Penulis
Intisari-online.com -Arab Saudi, Uni Emirat Arab, Bahrain dan Kesultanan Oman nyatakan dalam Pernyataan Bersama Juli 2020 lalu bahwa hak asasi manusia dari "orang-orang dari semua kelompok etnis" yang tinggal di wilayah Xinjiang telah terlindungi secara efektif.
Namun, menurut Kantor Komisioner Tinggi Hak Asasi Manusia PBB, setengah juta orang yang tinggal di Xinjiang (sebagian besar merupakan minoritas Muslim Uighur), masih belum diketahui keberadaannya sampai saat ini.

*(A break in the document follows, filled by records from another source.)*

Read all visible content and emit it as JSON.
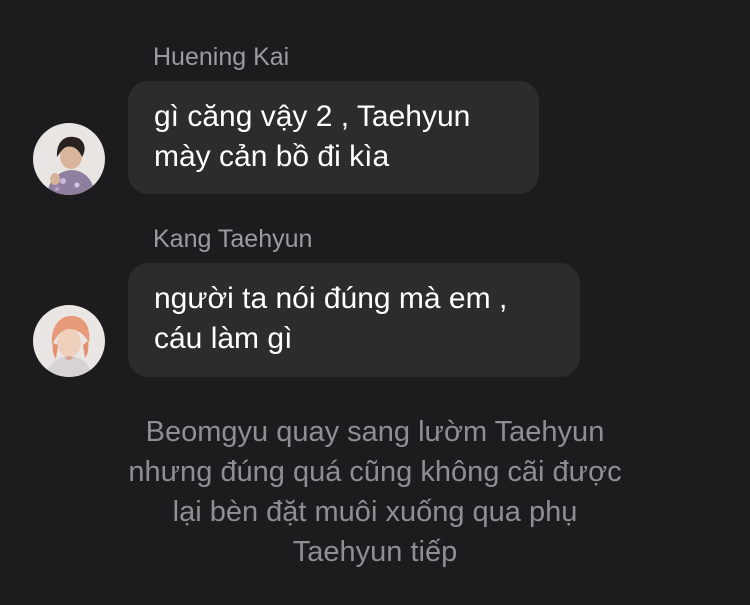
{
  "messages": [
    {
      "sender": "Huening Kai",
      "text": "gì căng vậy 2 , Taehyun\nmày cản bồ đi kìa",
      "avatar_icon": "person-avatar-icon"
    },
    {
      "sender": "Kang Taehyun",
      "text": "người ta nói đúng mà em ,\ncáu làm gì",
      "avatar_icon": "person-avatar-icon"
    }
  ],
  "narration": "Beomgyu quay sang lườm Taehyun\nnhưng đúng quá cũng không cãi được\nlại bèn đặt muôi xuống qua phụ\nTaehyun tiếp",
  "colors": {
    "background": "#1c1c1e",
    "bubble": "#2c2c2e",
    "sender_name": "#9b9ba0",
    "message_text": "#ffffff",
    "narration_text": "#8e8e93"
  }
}
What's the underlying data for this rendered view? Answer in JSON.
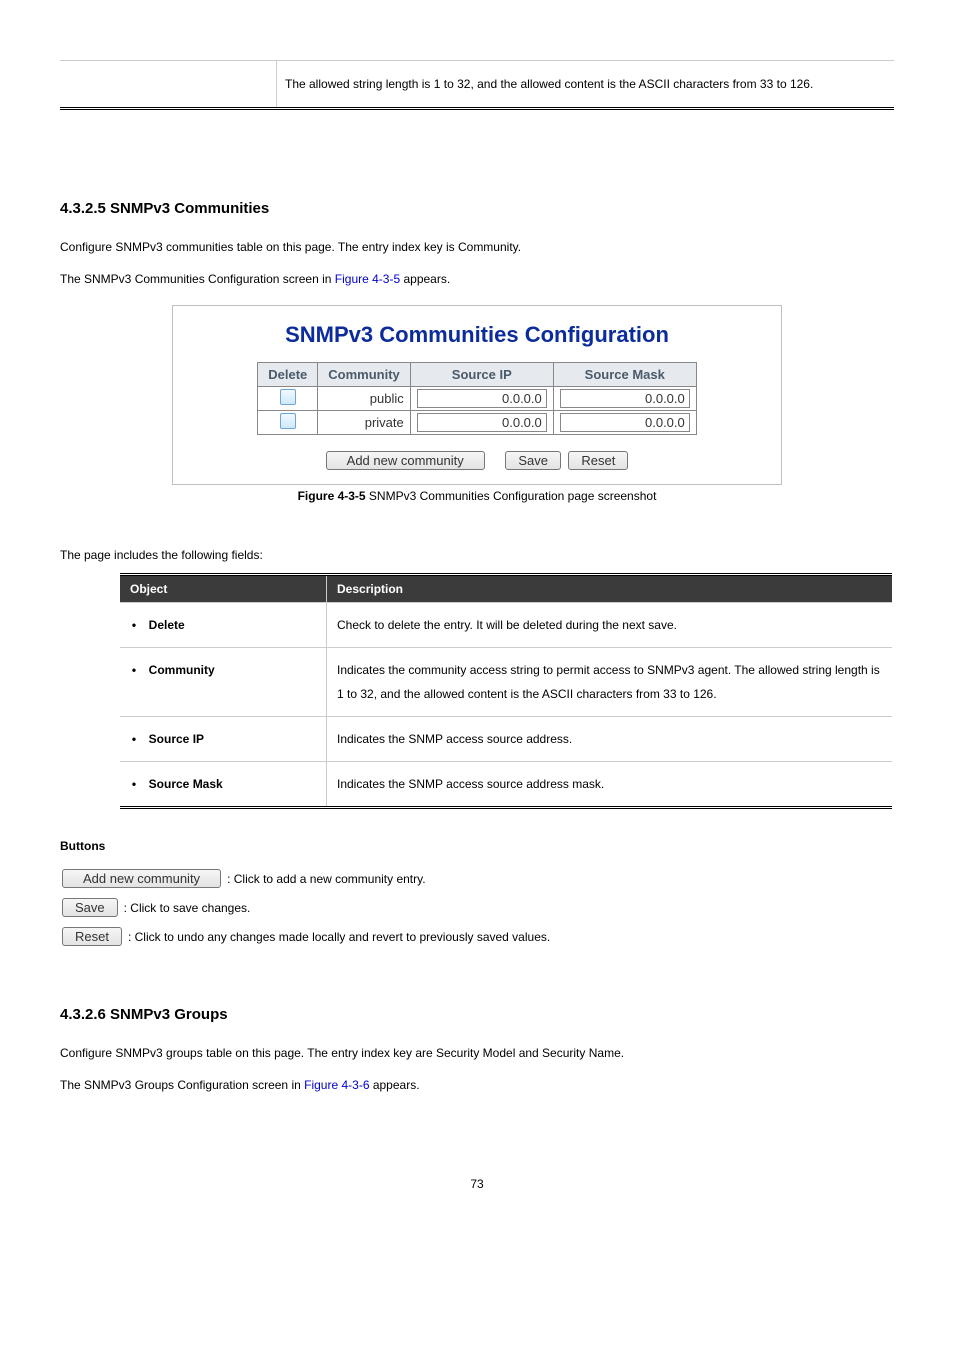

Presiden Institut Uighur Eropa di Paris, Dilnur Reyhan mengatakan bahwa "negara-negara Teluk seperti Iran, berpartisipasi aktif mendukung kebijakan China."
Seperti yang dituliskan oleh Sebastian Castelier di haaretz.com, perwakilan hubungan luar negeri dari empat negara Teluk yang bergabung dalam Pernyataan Bersama itu tidak merespon saat diminta berkomentar lebih lanjut.
Rupanya, China bermain lihai dalam hal ini.
Sejak 2016, pemerintah China dilaporkan telah menghancurkan kehidupan etnis minoritas Muslim Uighur di Xinjiang.
Mereka membatasi HAM dan kebebasan beragama, memaksakan jutaan Muslim Uighur untuk ikuti kamp konsentrasi 'pendidikan ulang' yang dijalankan oleh pemerintah.
Dalam kamp tersebut mereka menghadapi indoktrinasi, tujuannya seperti dituliskan oleh New York Times, untuk "mengingkari ketaatan pada Islam."
Beberapa ahli mengatakan Beijing juga mengejar "genosida demografi" saat tingkat kelahiran warga Uighur merosot drastis lebih dari 60% dari 2015 sampai 2018 lalu.
Analisis statistik pejabat China menguak kampanye "tindakan ekstrim untuk menurunkan laju kelahiran antara Uighur dan minoritas lain," seperti dilaporkan dari Associated Press.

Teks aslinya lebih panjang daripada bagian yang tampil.